As part of a balanced diet, Blushing Wood Mushrooms are being used to help in the recovery of cancer patients. Along with a high proportion of protein, they also contains a high content of essential minerals, making it a very effective supplement with great antioxidant power. To read further see the article on ‘Wild Foodism’: What Agaricus silvaticus, The Blushing Wood Mushroom, Does For Cancer Patients.

With health benefits like this, it makes things all the better – they were a tasty addition to my fry up (or grill up – doing my best to be extra healthy – or not!). But I must apologise because this has been a delayed post, and if you’re reading it close to when published (ie. late November) you may have to wait until next summer/autumn for a chance to find them again. Sorry!

Agaricus silvaticus

Blushing Wood Mushroom – Agaricus silvaticus. Notice the reddening of the flesh, which eventually turns brown.

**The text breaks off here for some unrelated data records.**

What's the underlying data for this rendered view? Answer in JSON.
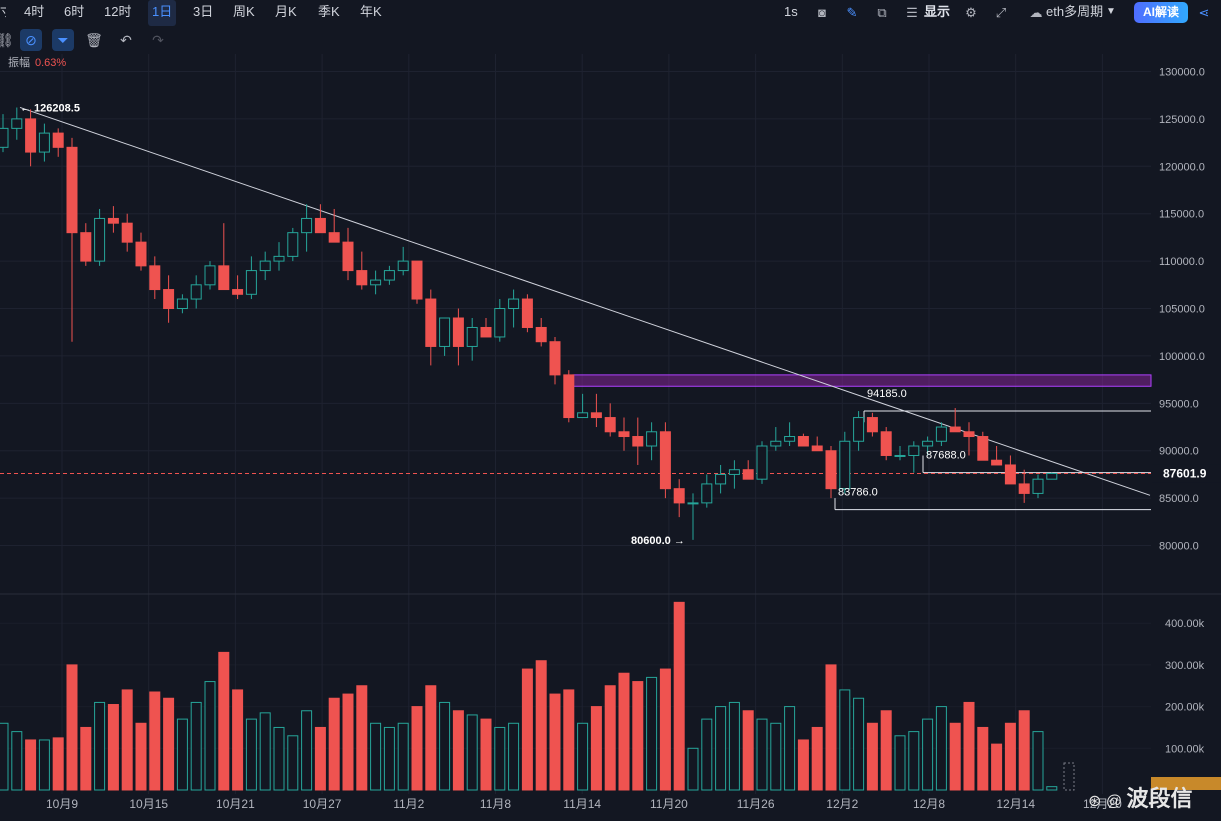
{
  "toolbar": {
    "timeframes": [
      "4时",
      "6时",
      "12时",
      "1日",
      "3日",
      "周K",
      "月K",
      "季K",
      "年K"
    ],
    "active_timeframe": "1日",
    "left_cut_label": "寸",
    "interval_label": "1s",
    "display_label": "显示",
    "symbol_label": "eth多周期",
    "ai_label": "AI解读"
  },
  "status": {
    "amplitude_label": "振幅",
    "amplitude_value": "0.63%"
  },
  "colors": {
    "up": "#26a69a",
    "down": "#ef5350",
    "accent": "#2962ff",
    "zone": "#9c27b0"
  },
  "price_axis": {
    "ticks": [
      "130000.0",
      "125000.0",
      "120000.0",
      "115000.0",
      "110000.0",
      "105000.0",
      "100000.0",
      "95000.0",
      "90000.0",
      "85000.0",
      "80000.0"
    ],
    "current_price": "87601.9"
  },
  "volume_axis": {
    "ticks": [
      "400.00k",
      "300.00k",
      "200.00k",
      "100.00k"
    ]
  },
  "annotations": {
    "high": "126208.5",
    "low": "80600.0",
    "level_1": "94185.0",
    "level_2": "87688.0",
    "level_3": "83786.0"
  },
  "watermark": "波段信",
  "chart_data": {
    "type": "candlestick",
    "x": [
      "10月9",
      "10月15",
      "10月21",
      "10月27",
      "11月2",
      "11月8",
      "11月14",
      "11月20",
      "11月26",
      "12月2",
      "12月8",
      "12月14",
      "12月20"
    ],
    "ylim": [
      77000,
      131000
    ],
    "volume_ylim": [
      0,
      470000
    ],
    "candles": [
      [
        122000,
        125500,
        121500,
        124000,
        160000
      ],
      [
        124000,
        126200,
        122800,
        125000,
        140000
      ],
      [
        125000,
        126000,
        120000,
        121500,
        120000
      ],
      [
        121500,
        124500,
        120500,
        123500,
        120000
      ],
      [
        123500,
        124000,
        121000,
        122000,
        125000
      ],
      [
        122000,
        123000,
        101500,
        113000,
        300000
      ],
      [
        113000,
        114000,
        109500,
        110000,
        150000
      ],
      [
        110000,
        115500,
        109500,
        114500,
        210000
      ],
      [
        114500,
        115800,
        113000,
        114000,
        205000
      ],
      [
        114000,
        115000,
        111000,
        112000,
        240000
      ],
      [
        112000,
        113000,
        109000,
        109500,
        160000
      ],
      [
        109500,
        110500,
        106000,
        107000,
        235000
      ],
      [
        107000,
        108500,
        103500,
        105000,
        220000
      ],
      [
        105000,
        106500,
        104500,
        106000,
        170000
      ],
      [
        106000,
        108500,
        105000,
        107500,
        210000
      ],
      [
        107500,
        110000,
        107000,
        109500,
        260000
      ],
      [
        109500,
        114000,
        107500,
        107000,
        330000
      ],
      [
        107000,
        108500,
        106000,
        106500,
        240000
      ],
      [
        106500,
        110500,
        106000,
        109000,
        170000
      ],
      [
        109000,
        111000,
        108000,
        110000,
        185000
      ],
      [
        110000,
        112000,
        109000,
        110500,
        150000
      ],
      [
        110500,
        113500,
        110000,
        113000,
        130000
      ],
      [
        113000,
        116000,
        111000,
        114500,
        190000
      ],
      [
        114500,
        116000,
        113000,
        113000,
        150000
      ],
      [
        113000,
        115500,
        112000,
        112000,
        220000
      ],
      [
        112000,
        113500,
        108000,
        109000,
        230000
      ],
      [
        109000,
        111000,
        107000,
        107500,
        250000
      ],
      [
        107500,
        109000,
        106500,
        108000,
        160000
      ],
      [
        108000,
        109500,
        107500,
        109000,
        150000
      ],
      [
        109000,
        111500,
        108500,
        110000,
        160000
      ],
      [
        110000,
        110000,
        105500,
        106000,
        200000
      ],
      [
        106000,
        107000,
        99000,
        101000,
        250000
      ],
      [
        101000,
        104000,
        100000,
        104000,
        210000
      ],
      [
        104000,
        105000,
        99000,
        101000,
        190000
      ],
      [
        101000,
        104000,
        99500,
        103000,
        180000
      ],
      [
        103000,
        104000,
        102000,
        102000,
        170000
      ],
      [
        102000,
        106000,
        101500,
        105000,
        150000
      ],
      [
        105000,
        107000,
        103000,
        106000,
        160000
      ],
      [
        106000,
        106500,
        102500,
        103000,
        290000
      ],
      [
        103000,
        104000,
        101000,
        101500,
        310000
      ],
      [
        101500,
        102000,
        97000,
        98000,
        230000
      ],
      [
        98000,
        98500,
        93000,
        93500,
        240000
      ],
      [
        93500,
        96000,
        94000,
        94000,
        160000
      ],
      [
        94000,
        96000,
        92500,
        93500,
        200000
      ],
      [
        93500,
        95000,
        91500,
        92000,
        250000
      ],
      [
        92000,
        93500,
        90000,
        91500,
        280000
      ],
      [
        91500,
        93500,
        88500,
        90500,
        260000
      ],
      [
        90500,
        93000,
        89000,
        92000,
        270000
      ],
      [
        92000,
        93000,
        85000,
        86000,
        290000
      ],
      [
        86000,
        87000,
        83000,
        84500,
        450000
      ],
      [
        84500,
        85500,
        80600,
        84500,
        100000
      ],
      [
        84500,
        87500,
        84000,
        86500,
        170000
      ],
      [
        86500,
        88500,
        85500,
        87500,
        200000
      ],
      [
        87500,
        89000,
        86000,
        88000,
        210000
      ],
      [
        88000,
        89000,
        87000,
        87000,
        190000
      ],
      [
        87000,
        91000,
        86500,
        90500,
        170000
      ],
      [
        90500,
        92500,
        90000,
        91000,
        160000
      ],
      [
        91000,
        93000,
        90500,
        91500,
        200000
      ],
      [
        91500,
        91800,
        90500,
        90500,
        120000
      ],
      [
        90500,
        91500,
        90000,
        90000,
        150000
      ],
      [
        90000,
        90500,
        85000,
        86000,
        300000
      ],
      [
        86000,
        92000,
        85500,
        91000,
        240000
      ],
      [
        91000,
        94185,
        90000,
        93500,
        220000
      ],
      [
        93500,
        94000,
        91500,
        92000,
        160000
      ],
      [
        92000,
        92500,
        89000,
        89500,
        190000
      ],
      [
        89500,
        90500,
        89000,
        89500,
        130000
      ],
      [
        89500,
        91000,
        87688,
        90500,
        140000
      ],
      [
        90500,
        91500,
        89500,
        91000,
        170000
      ],
      [
        91000,
        93000,
        90500,
        92500,
        200000
      ],
      [
        92500,
        94500,
        92000,
        92000,
        160000
      ],
      [
        92000,
        93000,
        89500,
        91500,
        210000
      ],
      [
        91500,
        92000,
        89000,
        89000,
        150000
      ],
      [
        89000,
        90500,
        88500,
        88500,
        110000
      ],
      [
        88500,
        89500,
        86500,
        86500,
        160000
      ],
      [
        86500,
        88000,
        84500,
        85500,
        190000
      ],
      [
        85500,
        87500,
        85000,
        87000,
        140000
      ],
      [
        87000,
        87700,
        87000,
        87601.9,
        8000
      ]
    ]
  }
}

QUICK ID TABLE: BLUSHING WOOD MUSHROOM Agaricus silvaticus

CAP / FLESH

5-11cm across, covered in light brown fibrils which expand into larger soft flat scales. Initially rounded, expanding flat. Flesh is white, quickly turning red when cut. Bland, indistinctive smell.

STEM

5-8cm x 1-1.2cm. Whitish. Ring 3/4 up, sometimes with brown fibrous scales beneath.

GILLS / SPORE PRINT

Pale when young, then reddish, eventually brown at maturity.
Spore Print: Brown (see how to take a spore print here).

HABITAT / SEASON

In mixed woods, or parks near trees. Summer to autumn.

EDIBILITY

Edible and good.

LOOKALIKES

Scaly Wood Mushroom (A. langei)

The Genus AGARICUS (Wood Mushrooms/Mushrooms): Characteristics to look out for:

• Many discolour yellowish, reddish or pinkish when cut or bruised.
• Those that discolour bright/chrome yellow should be avoided for consumption.
• Gills in young specimens are often pink (white in a few) – maturing darker brown.
• Make note of any smells, such as aniseed or a typical strong ‘supermarket’ mushroom smell.